Er nahm ihre Hand und führte sie durch die überwältigende Stadt. Die Fassaden erinnerten an Baustile aus längst vergangenen Epochen in einer bunten Mischung aus vielen Einflüssen, Formen und einigen bedeckten Farben. In den verspielten Gassen tummelte sich rege das Leben und neben allerhand Menschen, Magiern, Gestaltwandlern und sprechenden Tieren konnte sie in der Ferne die große Kuppel aus Glas und schwarzem Stahl erkennen - der Hauptbahnhof.
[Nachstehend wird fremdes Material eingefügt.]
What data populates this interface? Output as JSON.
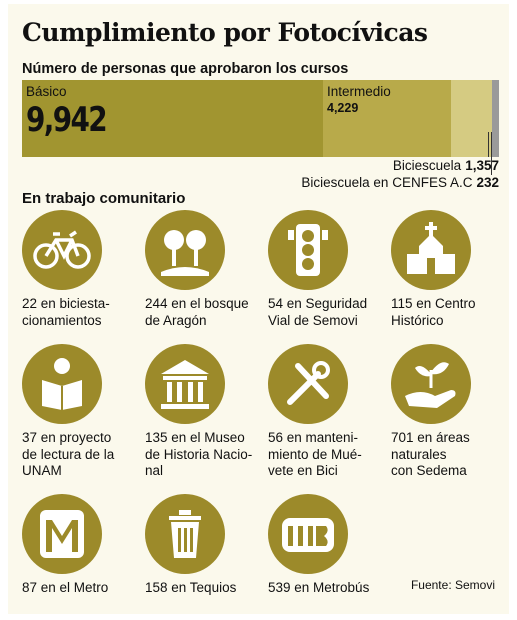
{
  "title": "Cumplimiento por Fotocívicas",
  "subtitle": "Número de personas que aprobaron los cursos",
  "chart_data": {
    "type": "bar",
    "orientation": "horizontal-stacked",
    "categories": [
      "Básico",
      "Intermedio",
      "Biciescuela",
      "Biciescuela en CENFES A.C"
    ],
    "values": [
      9942,
      4229,
      1357,
      232
    ],
    "value_labels": [
      "9,942",
      "4,229",
      "1,357",
      "232"
    ],
    "colors": [
      "#a19530",
      "#b8aa4a",
      "#d5cb82",
      "#9a9a9a"
    ]
  },
  "community": {
    "title": "En trabajo comunitario",
    "items": [
      {
        "icon": "bicycle-icon",
        "caption": "22 en biciesta-\ncionamientos"
      },
      {
        "icon": "trees-icon",
        "caption": "244 en el bosque\nde Aragón"
      },
      {
        "icon": "traffic-light-icon",
        "caption": "54 en Seguridad\nVial de Semovi"
      },
      {
        "icon": "church-icon",
        "caption": "115 en Centro\nHistórico"
      },
      {
        "icon": "reading-person-icon",
        "caption": "37 en proyecto\nde lectura de la\nUNAM"
      },
      {
        "icon": "museum-icon",
        "caption": "135 en el Museo\nde Historia Nacio-\nnal"
      },
      {
        "icon": "tools-icon",
        "caption": "56 en manteni-\nmiento de Mué-\nvete en Bici"
      },
      {
        "icon": "plant-in-hand-icon",
        "caption": "701 en áreas\nnaturales\ncon Sedema"
      },
      {
        "icon": "metro-logo-icon",
        "caption": "87 en el Metro"
      },
      {
        "icon": "trash-can-icon",
        "caption": "158 en Tequios"
      },
      {
        "icon": "metrobus-logo-icon",
        "caption": "539 en Metrobús"
      }
    ]
  },
  "source": "Fuente: Semovi",
  "colors": {
    "accent": "#9c8a2a",
    "background": "#fbf9ec"
  }
}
"Sie sind mir auf den Schwanz getreten junge Dame", krächzte eine alte schwarze Katze von unten zu ihr hoch.
"Tut mir leid", brachte sie etwas schüchtern und verlegen heraus, während sie sich höflich verbeugte.
Sie hatte sich noch immer nicht an diese Welt gewöhnt, in die sie vor einiger Zeit gestolpert war. Wie war sie noch gleich hier her gekommen? Sie erinnerte sich nicht mehr und mit jedem Tag verlor sie auch alle Erinnerungen an ihr Leben in der Realität. Oder hatte sie bislang immer nur geträumt?
Felis lächelte sie verschmitzt an:"Träume nicht so viel, der Zug kommt doch gleich."
Sie wurde abermals rot, weil sie sein Lachen so herzlich schön fand. Es kribbelte wieder und hörte wohl auch dieses Mal nicht wieder so schnell auf. Er zog sie jetzt noch etwas zügiger an der Hand hinter sich her. Vorbei an den Händlern, die auf dem Marktplatz unglaubliche Waren anboten. Beim vorbeiziehen sah sie noch die knallgelben Singvögel in ihren kleinen Messing-Käfigen.
Noch nie hatte sie so glückliche gefangene Vögel gesehen, die ihre Bühne derart feierten. Ihr Leben war hier nur ein Theater und sie liebten es ohne die Gefangenschaft zu fürchten. Sie kannten weder die Welt, noch kannten sie einen anderen Sinn.
Der scharfe Geruch der Dampflok hing ihr in der Nase, als sie schließlich im Bahnhof eintrafen - und das sogar etwas außer Atem. Felis rannte mit ihr über den Bahnsteig und schubste sie die Treppen in den Waggon rauf.
"Warte, kommst du nicht mit?", fragte sie nervös.
"Nein, ich muss doch hier bleiben und mich um meine Mutter und meine Geschwister kümmern."
"Aber...aber wohin fährt denn dieser Zug überhaupt?"
"Das wirst du dann schon sehen."
Er lächelte wieder mit all seinen Grübchen und den dunkelblonden Locken im Gesicht. Noch immer hielt er ihre Hand, als die Dampflok begann tosende Geräusche von sich zu geben und langsam anfuhr.
Sie hatte Herzklopfen und ein bisschen Angst. Seit sie hier war, gab es nur ein Jetzt und weder Zukunft noch Vergangenheit. Sie drückte seine Hand nun immer fester.
"Geh nicht weg, lass mich nicht allein!", rief sie nun so laut wie es eben ging.
Er zog sie noch einmal an der Hand näher zu sich heran und lächelte immer noch ungetrübt, als er ihr einen zarten Kuss gab noch ehe er nicht mehr mit der Lok schritthalten konnte.
Der Wind sauste ihr um die Ohren und Felis wurde immer kleiner und kleiner und kleiner. Ganz plötzlich war es nun vorbei. Sie krallte sich im Treppenaufgang fest und wollte nicht vorausblicken, denn sie wollte bei ihm bleiben und verweilen. Würde sie Felis jemals wieder sehen?
Wir werden es nie erfahren, denn so kann die Spannung zwischen den beiden für immer bleiben.